Purdy got up on a snowboard about seven months after she lost her legs. At the time, she was still very sick—I was still 83 pounds, I still had kidney failure," Purdy says. "But I haven't ever missed a season of snowboarding, and I made it a goal that I wasn't going to miss that season whether I lost my legs or not."
The experience made Purdy appreciate her body in an entirely different way. "What I love about my body, especially right now, is just how strong it is," she says. "I've felt that contrast of it being as weak and vulnerable as it could be. When I was in the hospital and I lost my legs—to go from that to feeling stronger than ever, and knowing the strength of my body has been what's gotten me to where I'm at today, as far as the Paralympics and Dancing With the Stars goes—I'm so proud of how healthy I am."
The pictures, taken by Paola Kudacki, are certainly a testament to that.
As for Phelps, posing nude was no big deal. "A Speedo doesn't really hide that much anyway," he says.
During his short-lived retirement, Phelps says he packed on the pounds. "Oh, I was fat. I got fat and out of shape. It was hard because I had always eaten whatever I wanted whenever I wanted it," the 18-time gold medalist says. "I would always be like, 'All right, I'll go work out,' and I would never ever go. Sure enough, 25 pounds later, I was still saying the same thing. That was just part of my learning process."
The 6-foot-4 swimmer says the weight came off easily once he started working out again. "I got out of the shower one day and I'm like, "Wow. What am I doing?" It was all over after that. I lost 25 pounds in probably six weeks—just working out two hours a day, eating healthy," he reveals. "It shed right off."
At 29, Phelps' body has certain limitations. "I don't recover nearly as fast as I used to," he says. "It's one of the reasons I have to change what I put into my body. It's not the 18-year-old body it was before."
Whether he's trying to lose weight or stage a comeback, Phelps feels invincible. "I don't think there's really anything that you can't do," he tells ESPN The Magazine. "The first time you doubt yourself, you might as well just give up there because you're already saying you're done, you're finished."

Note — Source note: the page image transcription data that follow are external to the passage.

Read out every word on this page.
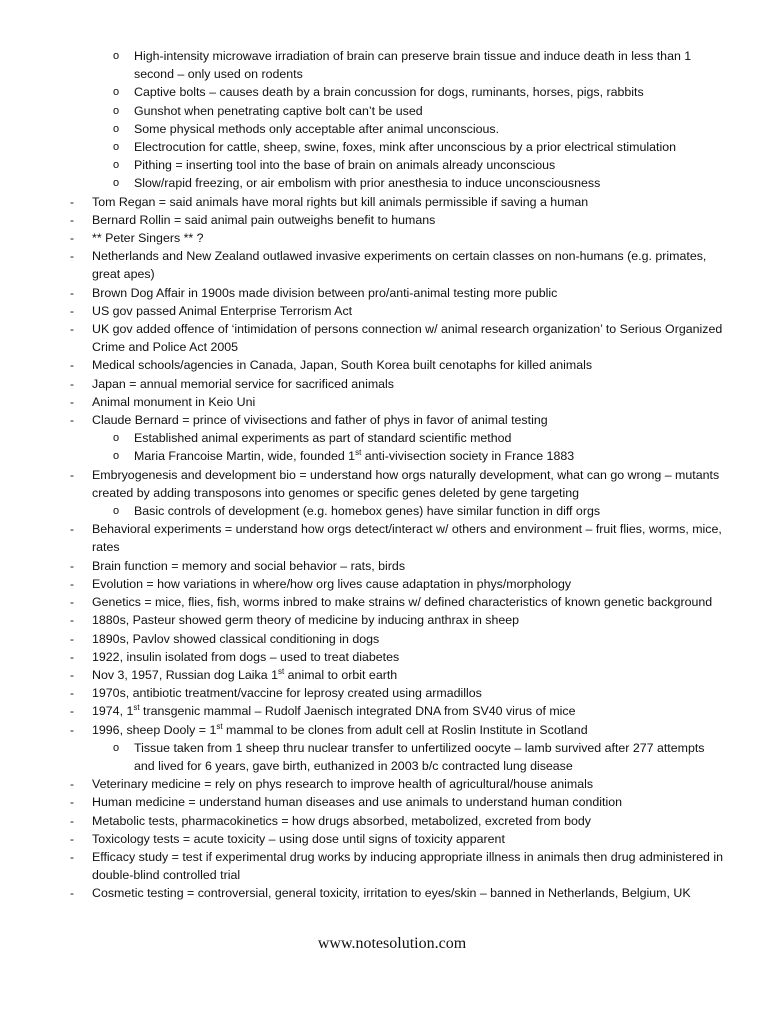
o High-intensity microwave irradiation of brain can preserve brain tissue and induce death in less than 1 second – only used on rodents
o Captive bolts – causes death by a brain concussion for dogs, ruminants, horses, pigs, rabbits
o Gunshot when penetrating captive bolt can’t be used
o Some physical methods only acceptable after animal unconscious.
o Electrocution for cattle, sheep, swine, foxes, mink after unconscious by a prior electrical stimulation
o Pithing = inserting tool into the base of brain on animals already unconscious
o Slow/rapid freezing, or air embolism with prior anesthesia to induce unconsciousness
- Tom Regan = said animals have moral rights but kill animals permissible if saving a human
- Bernard Rollin = said animal pain outweighs benefit to humans
- ** Peter Singers ** ?
- Netherlands and New Zealand outlawed invasive experiments on certain classes on non-humans (e.g. primates, great apes)
- Brown Dog Affair in 1900s made division between pro/anti-animal testing more public
- US gov passed Animal Enterprise Terrorism Act
- UK gov added offence of ‘intimidation of persons connection w/ animal research organization’ to Serious Organized Crime and Police Act 2005
- Medical schools/agencies in Canada, Japan, South Korea built cenotaphs for killed animals
- Japan = annual memorial service for sacrificed animals
- Animal monument in Keio Uni
- Claude Bernard = prince of vivisections and father of phys in favor of animal testing
o Established animal experiments as part of standard scientific method
o Maria Francoise Martin, wide, founded 1st anti-vivisection society in France 1883
- Embryogenesis and development bio = understand how orgs naturally development, what can go wrong – mutants created by adding transposons into genomes or specific genes deleted by gene targeting
o Basic controls of development (e.g. homebox genes) have similar function in diff orgs
- Behavioral experiments = understand how orgs detect/interact w/ others and environment – fruit flies, worms, mice, rates
- Brain function = memory and social behavior – rats, birds
- Evolution = how variations in where/how org lives cause adaptation in phys/morphology
- Genetics = mice, flies, fish, worms inbred to make strains w/ defined characteristics of known genetic background
- 1880s, Pasteur showed germ theory of medicine by inducing anthrax in sheep
- 1890s, Pavlov showed classical conditioning in dogs
- 1922, insulin isolated from dogs – used to treat diabetes
- Nov 3, 1957, Russian dog Laika 1st animal to orbit earth
- 1970s, antibiotic treatment/vaccine for leprosy created using armadillos
- 1974, 1st transgenic mammal – Rudolf Jaenisch integrated DNA from SV40 virus of mice
- 1996, sheep Dooly = 1st mammal to be clones from adult cell at Roslin Institute in Scotland
o Tissue taken from 1 sheep thru nuclear transfer to unfertilized oocyte – lamb survived after 277 attempts and lived for 6 years, gave birth, euthanized in 2003 b/c contracted lung disease
- Veterinary medicine = rely on phys research to improve health of agricultural/house animals
- Human medicine = understand human diseases and use animals to understand human condition
- Metabolic tests, pharmacokinetics = how drugs absorbed, metabolized, excreted from body
- Toxicology tests = acute toxicity – using dose until signs of toxicity apparent
- Efficacy study = test if experimental drug works by inducing appropriate illness in animals then drug administered in double-blind controlled trial
- Cosmetic testing = controversial, general toxicity, irritation to eyes/skin – banned in Netherlands, Belgium, UK
www.notesolution.com
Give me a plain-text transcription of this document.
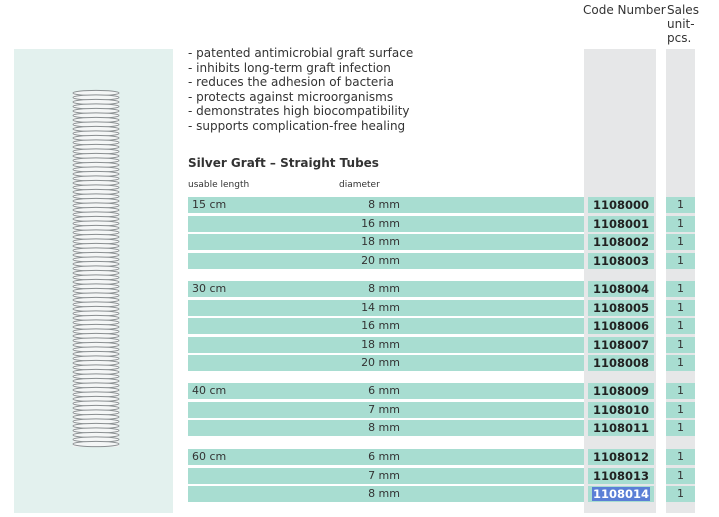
Code Number Sales
unit-
pcs.
- patented antimicrobial graft surface
- inhibits long-term graft infection
- reduces the adhesion of bacteria
- protects against microorganisms
- demonstrates high biocompatibility
- supports complication-free healing
Silver Graft – Straight Tubes
usable length	diameter
15 cm	8 mm	1108000	1
16 mm	1108001	1
18 mm	1108002	1
20 mm	1108003	1
30 cm	8 mm	1108004	1
14 mm	1108005	1
16 mm	1108006	1
18 mm	1108007	1
20 mm	1108008	1
40 cm	6 mm	1108009	1
7 mm	1108010	1
8 mm	1108011	1
60 cm	6 mm	1108012	1
7 mm	1108013	1
8 mm	1108014	1
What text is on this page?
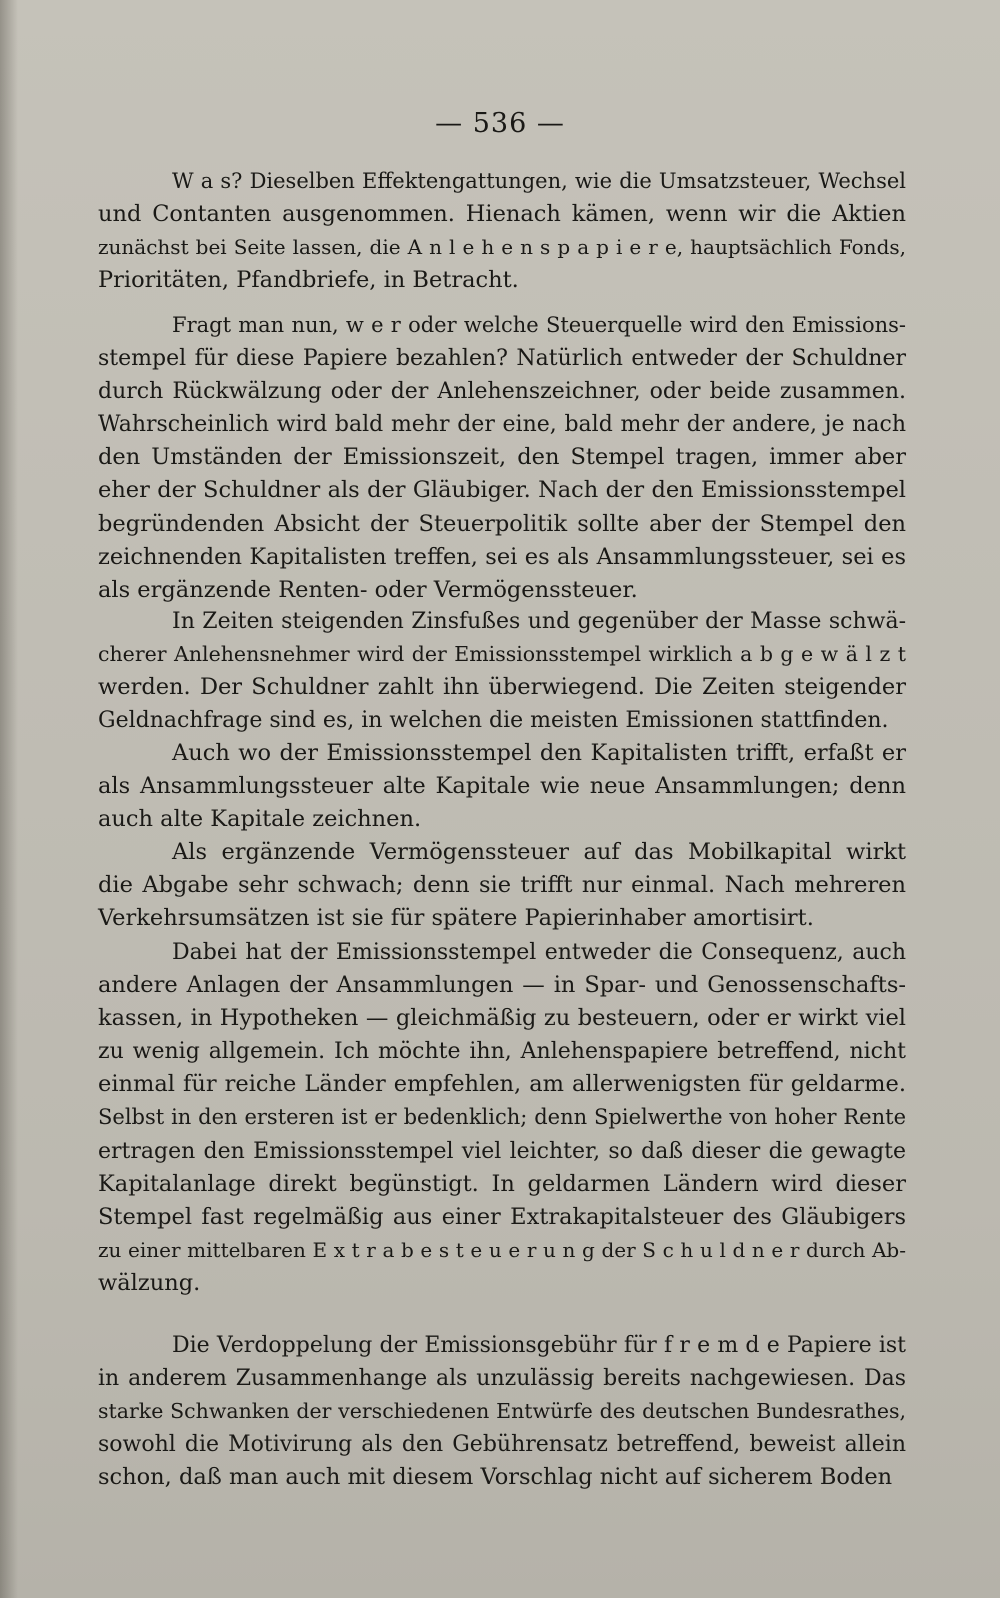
— 536 —
W a s? Dieselben Effektengattungen, wie die Umsatzsteuer, Wechsel
und Contanten ausgenommen. Hienach kämen, wenn wir die Aktien
zunächst bei Seite lassen, die A n l e h e n s p a p i e r e, hauptsächlich Fonds,
Prioritäten, Pfandbriefe, in Betracht.
Fragt man nun, w e r oder welche Steuerquelle wird den Emissions-
stempel für diese Papiere bezahlen? Natürlich entweder der Schuldner
durch Rückwälzung oder der Anlehenszeichner, oder beide zusammen.
Wahrscheinlich wird bald mehr der eine, bald mehr der andere, je nach
den Umständen der Emissionszeit, den Stempel tragen, immer aber
eher der Schuldner als der Gläubiger. Nach der den Emissionsstempel
begründenden Absicht der Steuerpolitik sollte aber der Stempel den
zeichnenden Kapitalisten treffen, sei es als Ansammlungssteuer, sei es
als ergänzende Renten- oder Vermögenssteuer.
In Zeiten steigenden Zinsfußes und gegenüber der Masse schwä-
cherer Anlehensnehmer wird der Emissionsstempel wirklich a b g e w ä l z t
werden. Der Schuldner zahlt ihn überwiegend. Die Zeiten steigender
Geldnachfrage sind es, in welchen die meisten Emissionen stattfinden.
Auch wo der Emissionsstempel den Kapitalisten trifft, erfaßt er
als Ansammlungssteuer alte Kapitale wie neue Ansammlungen; denn
auch alte Kapitale zeichnen.
Als ergänzende Vermögenssteuer auf das Mobilkapital wirkt
die Abgabe sehr schwach; denn sie trifft nur einmal. Nach mehreren
Verkehrsumsätzen ist sie für spätere Papierinhaber amortisirt.
Dabei hat der Emissionsstempel entweder die Consequenz, auch
andere Anlagen der Ansammlungen — in Spar- und Genossenschafts-
kassen, in Hypotheken — gleichmäßig zu besteuern, oder er wirkt viel
zu wenig allgemein. Ich möchte ihn, Anlehenspapiere betreffend, nicht
einmal für reiche Länder empfehlen, am allerwenigsten für geldarme.
Selbst in den ersteren ist er bedenklich; denn Spielwerthe von hoher Rente
ertragen den Emissionsstempel viel leichter, so daß dieser die gewagte
Kapitalanlage direkt begünstigt. In geldarmen Ländern wird dieser
Stempel fast regelmäßig aus einer Extrakapitalsteuer des Gläubigers
zu einer mittelbaren E x t r a b e s t e u e r u n g der S c h u l d n e r durch Ab-
wälzung.
Die Verdoppelung der Emissionsgebühr für f r e m d e Papiere ist
in anderem Zusammenhange als unzulässig bereits nachgewiesen. Das
starke Schwanken der verschiedenen Entwürfe des deutschen Bundesrathes,
sowohl die Motivirung als den Gebührensatz betreffend, beweist allein
schon, daß man auch mit diesem Vorschlag nicht auf sicherem Boden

Other athletes profiled include snowboarder Jamie Anderson, tennis player Tomas Berdych, bobsledder Aja Evans, football player Larry Fitzgerald, soccer player Omar Gonzalez, surfer Coco Ho, boxer Bernard Hopkins, cliff diver Ginger Huber, hockey player Hilary Knight, basketball player Angel McCoughtry, soccer player Megan Rapinoe and tennis player Venus Williams. The Body Issue is available to buy July 11.